At "Music in the Galleries," members of the UNC Baroque Ensemble performed for about half an hour, followed by a tour of the exhibition “Reform to Restoration: French Drawings from Louis XVI to Louis XVIII (1770-1830)”.
Four experienced members of the Baroque Ensemble and their director, Brent Wissick, performed for an audience of about 45 people. They played movements from symphonies by Joseph Haydn and Joseph Bologne and a sonata by Andreas Lidl.
Dana Cowen, the Ackland’s Sheldon Peck Curator for European and American Art before 1950, helped pick the 90 drawings from the private Horvitz Collection of French art for "Reform to Restoration." The Ackland has worked on two previous exhibitions with the Horvitz Collection.

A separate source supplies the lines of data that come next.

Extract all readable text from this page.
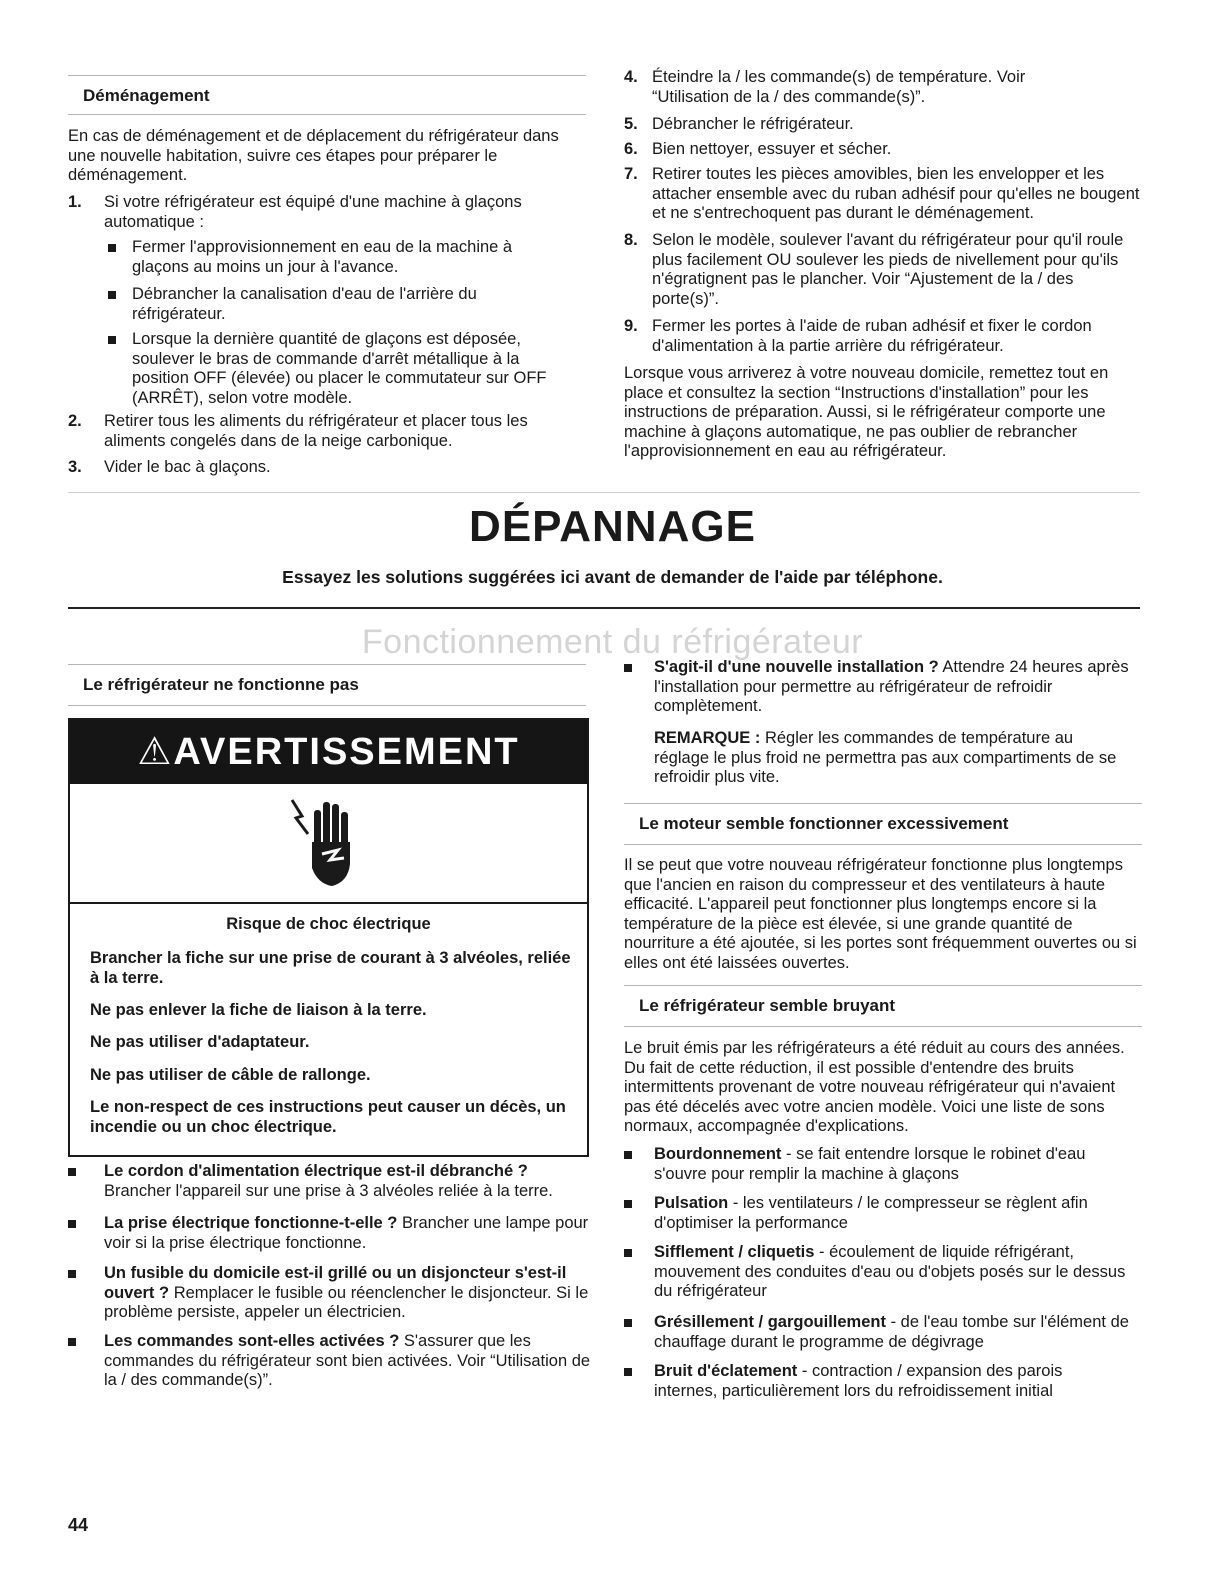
Déménagement

En cas de déménagement et de déplacement du réfrigérateur dans une nouvelle habitation, suivre ces étapes pour préparer le déménagement.

1.	Si votre réfrigérateur est équipé d'une machine à glaçons automatique :
Fermer l'approvisionnement en eau de la machine à glaçons au moins un jour à l'avance.
Débrancher la canalisation d'eau de l'arrière du réfrigérateur.
Lorsque la dernière quantité de glaçons est déposée, soulever le bras de commande d'arrêt métallique à la position OFF (élevée) ou placer le commutateur sur OFF (ARRÊT), selon votre modèle.
2.	Retirer tous les aliments du réfrigérateur et placer tous les aliments congelés dans de la neige carbonique.
3.	Vider le bac à glaçons.
4. Éteindre la / les commande(s) de température. Voir “Utilisation de la / des commande(s)”.
5. Débrancher le réfrigérateur.
6. Bien nettoyer, essuyer et sécher.
7. Retirer toutes les pièces amovibles, bien les envelopper et les attacher ensemble avec du ruban adhésif pour qu'elles ne bougent et ne s'entrechoquent pas durant le déménagement.
8. Selon le modèle, soulever l'avant du réfrigérateur pour qu'il roule plus facilement OU soulever les pieds de nivellement pour qu'ils n'égratignent pas le plancher. Voir “Ajustement de la / des porte(s)”.
9. Fermer les portes à l'aide de ruban adhésif et fixer le cordon d'alimentation à la partie arrière du réfrigérateur.

Lorsque vous arriverez à votre nouveau domicile, remettez tout en place et consultez la section “Instructions d'installation” pour les instructions de préparation. Aussi, si le réfrigérateur comporte une machine à glaçons automatique, ne pas oublier de rebrancher l'approvisionnement en eau au réfrigérateur.

DÉPANNAGE
Essayez les solutions suggérées ici avant de demander de l'aide par téléphone.
Fonctionnement du réfrigérateur
Le réfrigérateur ne fonctionne pas
⚠AVERTISSEMENT
Risque de choc électrique
Brancher la fiche sur une prise de courant à 3 alvéoles, reliée à la terre.
Ne pas enlever la fiche de liaison à la terre.
Ne pas utiliser d'adaptateur.
Ne pas utiliser de câble de rallonge.
Le non-respect de ces instructions peut causer un décès, un incendie ou un choc électrique.
Le cordon d'alimentation électrique est-il débranché ?
Brancher l'appareil sur une prise à 3 alvéoles reliée à la terre.
La prise électrique fonctionne-t-elle ? Brancher une lampe pour voir si la prise électrique fonctionne.
Un fusible du domicile est-il grillé ou un disjoncteur s'est-il ouvert ? Remplacer le fusible ou réenclencher le disjoncteur. Si le problème persiste, appeler un électricien.
Les commandes sont-elles activées ? S'assurer que les commandes du réfrigérateur sont bien activées. Voir “Utilisation de la / des commande(s)”.
S'agit-il d'une nouvelle installation ? Attendre 24 heures après l'installation pour permettre au réfrigérateur de refroidir complètement.

REMARQUE : Régler les commandes de température au réglage le plus froid ne permettra pas aux compartiments de se refroidir plus vite.

Le moteur semble fonctionner excessivement

Il se peut que votre nouveau réfrigérateur fonctionne plus longtemps que l'ancien en raison du compresseur et des ventilateurs à haute efficacité. L'appareil peut fonctionner plus longtemps encore si la température de la pièce est élevée, si une grande quantité de nourriture a été ajoutée, si les portes sont fréquemment ouvertes ou si elles ont été laissées ouvertes.

Le réfrigérateur semble bruyant

Le bruit émis par les réfrigérateurs a été réduit au cours des années. Du fait de cette réduction, il est possible d'entendre des bruits intermittents provenant de votre nouveau réfrigérateur qui n'avaient pas été décelés avec votre ancien modèle. Voici une liste de sons normaux, accompagnée d'explications.

Bourdonnement - se fait entendre lorsque le robinet d'eau s'ouvre pour remplir la machine à glaçons
Pulsation - les ventilateurs / le compresseur se règlent afin d'optimiser la performance
Sifflement / cliquetis - écoulement de liquide réfrigérant, mouvement des conduites d'eau ou d'objets posés sur le dessus du réfrigérateur
Grésillement / gargouillement - de l'eau tombe sur l'élément de chauffage durant le programme de dégivrage
Bruit d'éclatement - contraction / expansion des parois internes, particulièrement lors du refroidissement initial
44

“What drew me to doing this exhibition here was just the sheer quality of these drawings, the talent and creativity of French artists of the late 18th and early 19th centuries, the technical skills that they're using to make these drawings for such a variety of media,” Cowen said.
If you closed your eyes during the performance, you could almost imagine that you indeed were in a Parisian salon in 1780. You heard the same notes, and felt the same anxiety waiting for a break in the music if you needed to cough. The drawings showed the same scenes, from the murder of Amnon to episodes in Ovid’s "Metamorphoses" to the celebration of the anniversary of the French Revolution.
Cowen chose to organize the pieces into thematic categories rather than arrange them chronologically or by style. A drawing of a woman sitting in the dark in classical robes by François-André Vincent seems initially quite distant from today's audiences until they realize that the drawing is in the section on agony, and the woman is mourning her father’s death — just as people do now.
Thankfully, though, attendees did not have to experience everything a French noble of that tumultuous era would have gone through, including potential exile and beheading during the French Revolution and the Napoleonic Wars. The drawings and symphonies themselves reflect that chaotic time.
Haydn remained popular in Paris despite France’s political rivalry with his native Austria, but many of the drawings capture contemporary scenes including Napoleon’s invasion of Egypt and a portrait of Joseph-Ignace Guillotin, who gave his name to the execution device that beheaded thousands, including Louis XVI.